Mystery illness sickens airline passengers, crews
12:20 PM PDT on Thursday, March 20, 2008
By CHRIS INGALLS / KING 5 News
WENATCHEE, Wash. – A Washington State woman could help researchers at the University of Washington with potentially groundbreaking research.
They are trying to unravel a mysterious illness that strikes passengers and crew members aboard commercial airliners.
Seventy-seven-year-old Angie Estes of Wenatchee suffers uncontrollable shaking several times a day.
Watching these tremors is excruciating for her husband Leo.
"It's very scary," he said. "I have no idea because it comes on so fast," said Angie.
"I wish I could stop them, but I can't make them start and I can't make them stop," said Leo.
Angie and Leo Estes had no idea why the tremors started suddenly last month until they saw a KING 5 report on potentially ground-breaking research at the University of Washington.

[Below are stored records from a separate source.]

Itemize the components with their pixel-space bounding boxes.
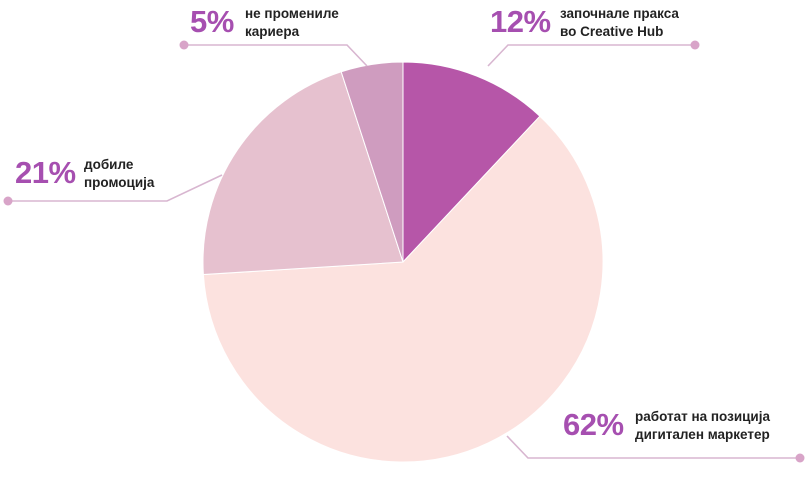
- slice-label-promotion: добиле промоција: [84, 156, 154, 192]
- percent-label-digital-marketer: 62%: [563, 407, 624, 442]
- pie-slice-no-career-change: [340, 61, 404, 263]
- slice-label-line: работат на позиција: [635, 409, 770, 424]
- slice-label-digital-marketer: работат на позиција дигитален маркетер: [635, 408, 770, 444]
- slice-label-line: промоција: [84, 175, 155, 190]
- leader-line-digital-marketer-dot: [795, 453, 805, 463]
- slice-label-line: не промениле: [245, 6, 339, 21]
- leader-line-started-internship: [487, 44, 695, 67]
- slice-label-line: кариера: [245, 24, 300, 39]
- slice-label-no-career-change: не промениле кариера: [245, 5, 339, 41]
- leader-line-started-internship-dot: [690, 40, 700, 50]
- leader-line-promotion: [8, 174, 223, 202]
- leader-line-no-career-change-dot: [179, 40, 189, 50]
- percent-label-promotion: 21%: [15, 155, 76, 190]
- slice-label-line: добиле: [84, 157, 134, 172]
- pie-slice-promotion: [202, 71, 404, 276]
- slice-label-line: во Creative Hub: [560, 24, 664, 39]
- slice-label-line: започнале пракса: [560, 6, 679, 21]
- leader-line-digital-marketer: [506, 435, 800, 459]
- percent-label-no-career-change: 5%: [190, 4, 234, 39]
- leader-line-no-career-change: [184, 44, 368, 67]
- slice-label-started-internship: започнале пракса во Creative Hub: [560, 5, 679, 41]
- leader-line-promotion-dot: [3, 196, 13, 206]
- pie-slice-started-internship: [402, 61, 541, 264]
- pie-slice-digital-marketer: [202, 115, 604, 463]
- slice-label-line: дигитален маркетер: [635, 427, 770, 442]
- percent-label-started-internship: 12%: [490, 4, 551, 39]
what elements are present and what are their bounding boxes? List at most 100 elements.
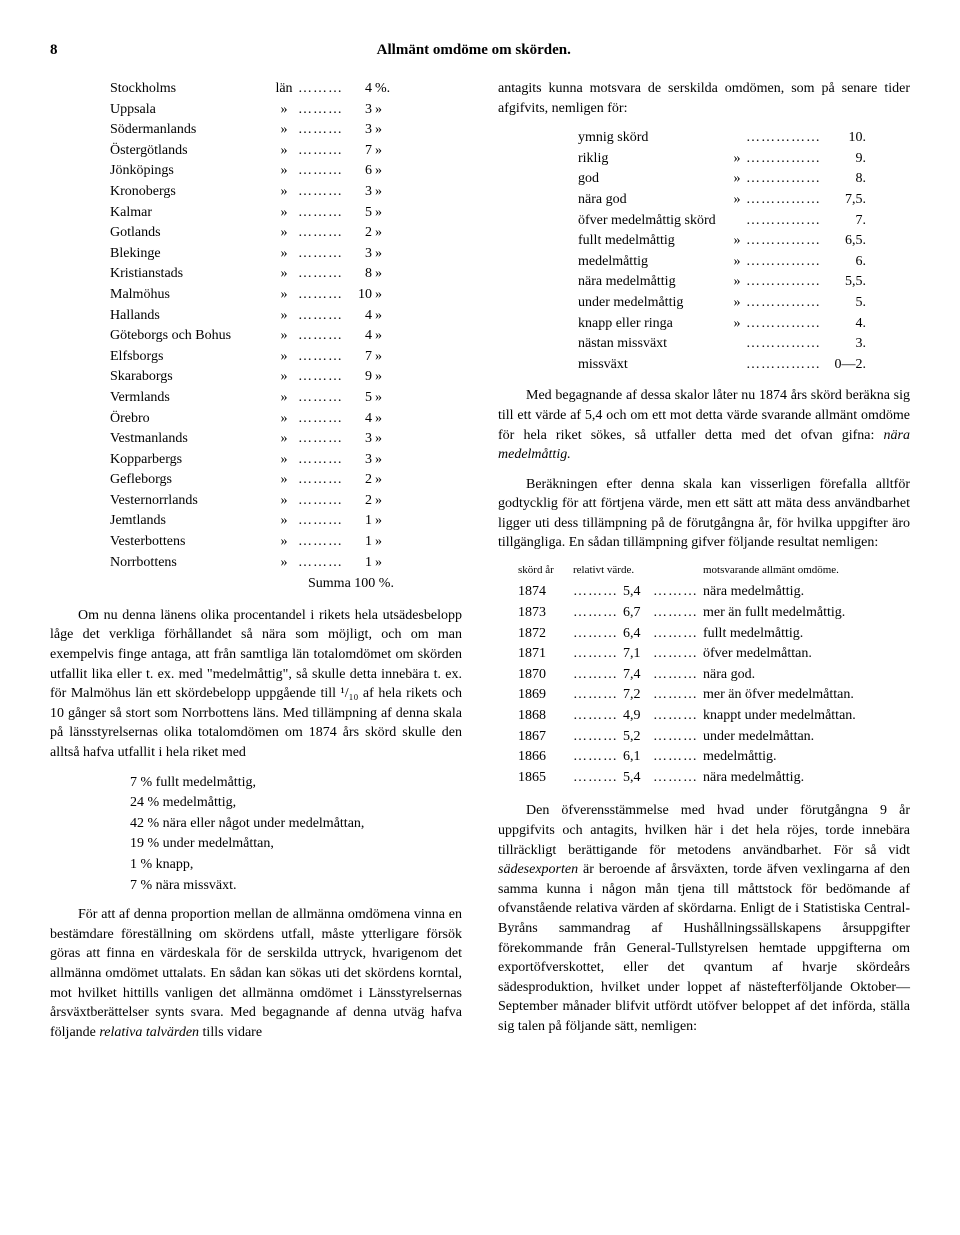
lan-value: 3: [346, 120, 372, 140]
lan-row: Norrbottens»………1»: [110, 553, 462, 573]
year-desc: medelmåttig.: [703, 747, 910, 767]
dots: ………: [298, 491, 346, 511]
pct-list-item: 24 % medelmåttig,: [130, 793, 462, 813]
scale-row: öfver medelmåttig skörd……………7.: [578, 211, 910, 231]
year-value: 5,4: [623, 582, 653, 602]
lan-word: »: [270, 429, 298, 449]
scale-label: ymnig skörd: [578, 128, 728, 148]
scale-label: under medelmåttig: [578, 293, 728, 313]
dots: ……………: [746, 293, 826, 313]
year-row: 1866………6,1………medelmåttig.: [518, 747, 910, 767]
year-year: 1867: [518, 727, 573, 747]
lan-name: Gotlands: [110, 223, 270, 243]
lan-unit: %.: [372, 79, 395, 99]
year-table-header: skörd år relativt värde. motsvarande all…: [518, 563, 910, 578]
summa-row: Summa 100 %.: [308, 574, 462, 594]
dots: ………: [298, 182, 346, 202]
scale-quote: [728, 211, 746, 231]
dots: ……………: [746, 231, 826, 251]
year-year: 1868: [518, 706, 573, 726]
dots: ………: [298, 264, 346, 284]
dots: ……………: [746, 355, 826, 375]
dots: ………: [573, 582, 623, 602]
lan-word: »: [270, 326, 298, 346]
lan-row: Kristianstads»………8»: [110, 264, 462, 284]
dots: ……………: [746, 272, 826, 292]
year-desc: knappt under medelmåttan.: [703, 706, 910, 726]
paragraph-r3: Beräkningen efter denna skala kan visser…: [498, 475, 910, 553]
lan-name: Vermlands: [110, 388, 270, 408]
scale-quote: »: [728, 169, 746, 189]
scale-quote: »: [728, 231, 746, 251]
lan-value: 7: [346, 141, 372, 161]
lan-unit: »: [372, 367, 395, 387]
left-column: Stockholmslän………4%.Uppsala»………3»Söderman…: [50, 79, 462, 1052]
lan-word: »: [270, 223, 298, 243]
year-year: 1873: [518, 603, 573, 623]
dots: ………: [298, 409, 346, 429]
lan-value: 2: [346, 470, 372, 490]
scale-value: 4.: [826, 314, 866, 334]
dots: ……………: [746, 252, 826, 272]
year-year: 1872: [518, 624, 573, 644]
paragraph-r1: antagits kunna motsvara de serskilda omd…: [498, 79, 910, 118]
pct-list-item: 19 % under medelmåttan,: [130, 834, 462, 854]
lan-row: Östergötlands»………7»: [110, 141, 462, 161]
lan-row: Jemtlands»………1»: [110, 511, 462, 531]
scale-quote: »: [728, 252, 746, 272]
year-value: 6,4: [623, 624, 653, 644]
lan-unit: »: [372, 161, 395, 181]
lan-name: Skaraborgs: [110, 367, 270, 387]
dots: ………: [298, 532, 346, 552]
year-row: 1872………6,4………fullt medelmåttig.: [518, 624, 910, 644]
dots: ………: [573, 727, 623, 747]
para2-text-c: tills vidare: [199, 1025, 262, 1040]
lan-unit: »: [372, 182, 395, 202]
year-row: 1867………5,2………under medelmåttan.: [518, 727, 910, 747]
pct-list-item: 7 % fullt medelmåttig,: [130, 773, 462, 793]
lan-value: 4: [346, 306, 372, 326]
lan-name: Vestmanlands: [110, 429, 270, 449]
paragraph-r4: Den öfverensstämmelse med hvad under för…: [498, 801, 910, 1036]
para-r4-c: är beroende af årsväxten, torde äfven ve…: [498, 862, 910, 1034]
lan-row: Vermlands»………5»: [110, 388, 462, 408]
para-r2-a: Med begagnande af dessa skalor låter nu …: [498, 388, 910, 442]
dots: ………: [573, 665, 623, 685]
dots: ………: [298, 367, 346, 387]
year-row: 1865………5,4………nära medelmåttig.: [518, 768, 910, 788]
dots: ………: [298, 429, 346, 449]
year-row: 1869………7,2………mer än öfver medelmåttan.: [518, 685, 910, 705]
dots: ……………: [746, 190, 826, 210]
lan-word: »: [270, 120, 298, 140]
lan-value: 7: [346, 347, 372, 367]
lan-word: »: [270, 264, 298, 284]
scale-quote: »: [728, 293, 746, 313]
lan-unit: »: [372, 100, 395, 120]
scale-row: ymnig skörd……………10.: [578, 128, 910, 148]
dots: ……………: [746, 334, 826, 354]
lan-row: Hallands»………4»: [110, 306, 462, 326]
dots: ………: [298, 79, 346, 99]
lan-word: »: [270, 470, 298, 490]
scale-value: 8.: [826, 169, 866, 189]
dots: ………: [298, 244, 346, 264]
dots: ………: [298, 141, 346, 161]
dots: ………: [298, 326, 346, 346]
dots: ………: [298, 388, 346, 408]
scale-label: nära god: [578, 190, 728, 210]
lan-unit: »: [372, 264, 395, 284]
lan-row: Kopparbergs»………3»: [110, 450, 462, 470]
lan-row: Södermanlands»………3»: [110, 120, 462, 140]
lan-word: »: [270, 532, 298, 552]
lan-name: Jemtlands: [110, 511, 270, 531]
lan-name: Norrbottens: [110, 553, 270, 573]
lan-unit: »: [372, 223, 395, 243]
lan-unit: »: [372, 409, 395, 429]
dots: ………: [653, 665, 703, 685]
year-row: 1868………4,9………knappt under medelmåttan.: [518, 706, 910, 726]
lan-unit: »: [372, 429, 395, 449]
lan-row: Jönköpings»………6»: [110, 161, 462, 181]
lan-unit: »: [372, 285, 395, 305]
year-header-value: relativt värde.: [573, 563, 703, 578]
dots: ………: [653, 706, 703, 726]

Geneticist Clem Furlong is trying to hunt down the cause for a mystery illness reported mostly by flight crews worldwide. It causes headaches, nausea and even perhaps neurological damage that has left some crew members unable to fly.

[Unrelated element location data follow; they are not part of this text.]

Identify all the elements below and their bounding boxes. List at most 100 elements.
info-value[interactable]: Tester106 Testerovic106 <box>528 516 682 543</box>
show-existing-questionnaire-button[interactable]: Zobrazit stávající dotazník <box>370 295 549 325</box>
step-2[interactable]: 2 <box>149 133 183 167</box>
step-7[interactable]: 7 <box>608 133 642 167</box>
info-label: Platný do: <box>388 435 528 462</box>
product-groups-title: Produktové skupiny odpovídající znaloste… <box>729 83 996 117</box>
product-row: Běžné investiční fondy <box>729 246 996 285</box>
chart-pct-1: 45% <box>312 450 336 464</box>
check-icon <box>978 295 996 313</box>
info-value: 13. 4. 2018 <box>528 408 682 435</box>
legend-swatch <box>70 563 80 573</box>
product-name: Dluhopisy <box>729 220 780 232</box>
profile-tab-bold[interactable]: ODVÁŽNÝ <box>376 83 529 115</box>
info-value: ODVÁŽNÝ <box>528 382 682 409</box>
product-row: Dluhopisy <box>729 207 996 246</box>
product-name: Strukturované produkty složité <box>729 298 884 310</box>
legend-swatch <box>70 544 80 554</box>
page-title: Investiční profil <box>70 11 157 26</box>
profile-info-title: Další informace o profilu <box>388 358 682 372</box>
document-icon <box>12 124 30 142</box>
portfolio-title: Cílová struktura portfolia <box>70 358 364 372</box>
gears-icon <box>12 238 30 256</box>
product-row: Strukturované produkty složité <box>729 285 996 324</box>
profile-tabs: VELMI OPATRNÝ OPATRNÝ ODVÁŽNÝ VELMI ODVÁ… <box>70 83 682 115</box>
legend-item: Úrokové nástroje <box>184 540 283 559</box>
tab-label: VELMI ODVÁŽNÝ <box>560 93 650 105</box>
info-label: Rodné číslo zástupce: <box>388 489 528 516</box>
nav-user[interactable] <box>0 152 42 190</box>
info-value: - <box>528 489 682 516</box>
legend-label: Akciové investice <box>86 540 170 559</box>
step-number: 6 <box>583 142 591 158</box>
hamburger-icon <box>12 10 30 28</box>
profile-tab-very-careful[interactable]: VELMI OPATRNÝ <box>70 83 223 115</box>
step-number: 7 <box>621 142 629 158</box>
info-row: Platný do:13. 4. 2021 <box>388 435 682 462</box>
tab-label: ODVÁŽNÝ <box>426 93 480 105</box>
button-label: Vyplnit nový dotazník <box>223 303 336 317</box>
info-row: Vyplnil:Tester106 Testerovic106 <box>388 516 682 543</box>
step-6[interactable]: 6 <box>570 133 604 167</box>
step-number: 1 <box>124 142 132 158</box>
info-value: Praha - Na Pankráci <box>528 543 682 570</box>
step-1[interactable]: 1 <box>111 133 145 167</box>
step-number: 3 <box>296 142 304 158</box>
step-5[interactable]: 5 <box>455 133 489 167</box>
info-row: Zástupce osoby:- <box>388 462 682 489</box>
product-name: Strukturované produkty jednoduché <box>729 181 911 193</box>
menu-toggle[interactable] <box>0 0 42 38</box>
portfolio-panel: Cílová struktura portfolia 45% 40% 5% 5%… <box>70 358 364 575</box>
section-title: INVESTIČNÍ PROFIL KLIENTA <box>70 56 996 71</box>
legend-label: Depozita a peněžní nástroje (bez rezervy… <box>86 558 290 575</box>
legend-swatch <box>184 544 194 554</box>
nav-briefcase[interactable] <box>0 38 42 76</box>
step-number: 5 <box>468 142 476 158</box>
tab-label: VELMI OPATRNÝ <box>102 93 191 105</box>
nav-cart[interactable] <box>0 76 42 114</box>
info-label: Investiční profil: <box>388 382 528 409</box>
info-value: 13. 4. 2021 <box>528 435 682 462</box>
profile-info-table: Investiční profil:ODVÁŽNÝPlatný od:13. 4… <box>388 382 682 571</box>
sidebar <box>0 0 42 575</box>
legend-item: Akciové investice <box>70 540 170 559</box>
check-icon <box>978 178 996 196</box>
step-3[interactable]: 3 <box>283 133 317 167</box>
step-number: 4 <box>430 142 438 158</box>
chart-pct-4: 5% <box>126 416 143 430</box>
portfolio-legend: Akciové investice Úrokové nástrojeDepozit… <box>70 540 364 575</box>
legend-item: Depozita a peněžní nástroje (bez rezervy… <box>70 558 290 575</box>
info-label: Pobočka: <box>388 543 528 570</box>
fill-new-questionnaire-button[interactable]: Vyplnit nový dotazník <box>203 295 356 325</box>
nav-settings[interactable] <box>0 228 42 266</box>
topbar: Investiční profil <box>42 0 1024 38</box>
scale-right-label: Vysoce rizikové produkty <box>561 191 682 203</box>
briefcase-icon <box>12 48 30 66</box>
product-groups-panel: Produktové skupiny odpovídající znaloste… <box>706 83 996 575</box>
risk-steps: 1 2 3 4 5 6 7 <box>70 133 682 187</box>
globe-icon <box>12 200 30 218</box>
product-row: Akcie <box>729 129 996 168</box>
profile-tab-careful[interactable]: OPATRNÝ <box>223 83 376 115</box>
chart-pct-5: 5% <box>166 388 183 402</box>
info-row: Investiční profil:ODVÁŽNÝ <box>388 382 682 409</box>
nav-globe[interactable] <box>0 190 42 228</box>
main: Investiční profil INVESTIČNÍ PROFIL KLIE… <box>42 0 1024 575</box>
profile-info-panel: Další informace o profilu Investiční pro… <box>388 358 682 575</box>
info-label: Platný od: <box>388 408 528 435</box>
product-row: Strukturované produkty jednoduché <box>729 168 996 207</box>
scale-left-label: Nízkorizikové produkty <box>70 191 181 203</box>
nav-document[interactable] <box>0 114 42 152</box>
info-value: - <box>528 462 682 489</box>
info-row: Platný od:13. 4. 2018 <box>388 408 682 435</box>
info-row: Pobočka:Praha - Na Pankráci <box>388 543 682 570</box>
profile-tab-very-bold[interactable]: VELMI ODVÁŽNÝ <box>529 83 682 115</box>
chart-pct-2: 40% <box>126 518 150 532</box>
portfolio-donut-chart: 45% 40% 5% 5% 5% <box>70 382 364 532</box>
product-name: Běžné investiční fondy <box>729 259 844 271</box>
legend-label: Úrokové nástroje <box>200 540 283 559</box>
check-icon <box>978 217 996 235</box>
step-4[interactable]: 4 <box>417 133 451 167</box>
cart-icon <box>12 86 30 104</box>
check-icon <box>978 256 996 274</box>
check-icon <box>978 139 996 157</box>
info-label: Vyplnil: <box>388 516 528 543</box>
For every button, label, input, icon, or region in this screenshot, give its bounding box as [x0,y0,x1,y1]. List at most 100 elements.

Last month, they took a trip to see family in Phoenix. Angie says the tremors started the day after her flight home.
Two dozen Alaska Airlines flight attendants lost the lawsuit when a King County jury rules there was no proven link between the aircraft and the reported illness.
Airlines and manufacturers, such as Boeing, say millions of dollars in testing has shown cabin air to be generally safe.
But Dr. Furlong is researching a theory that a jet engine oil additive is leaking into the cabin air intake, which is located right near the engine on all commercial airliners. He is looking for evidence that the oil is poisoning human protein in those who've reported illnesses, and he took a blood sample from Angie Estes during a visit to his lab earlier this month.
But before there is a cure, scientists will have to figure out the cause.
After several years of research, Dr. Furlong says he may be just a couple of months away from knowing if that oil additive is the cause of that illness.
Angie and Leo Estes flew on USAir, but the airlines says it know s of no other people who got sick on that flight.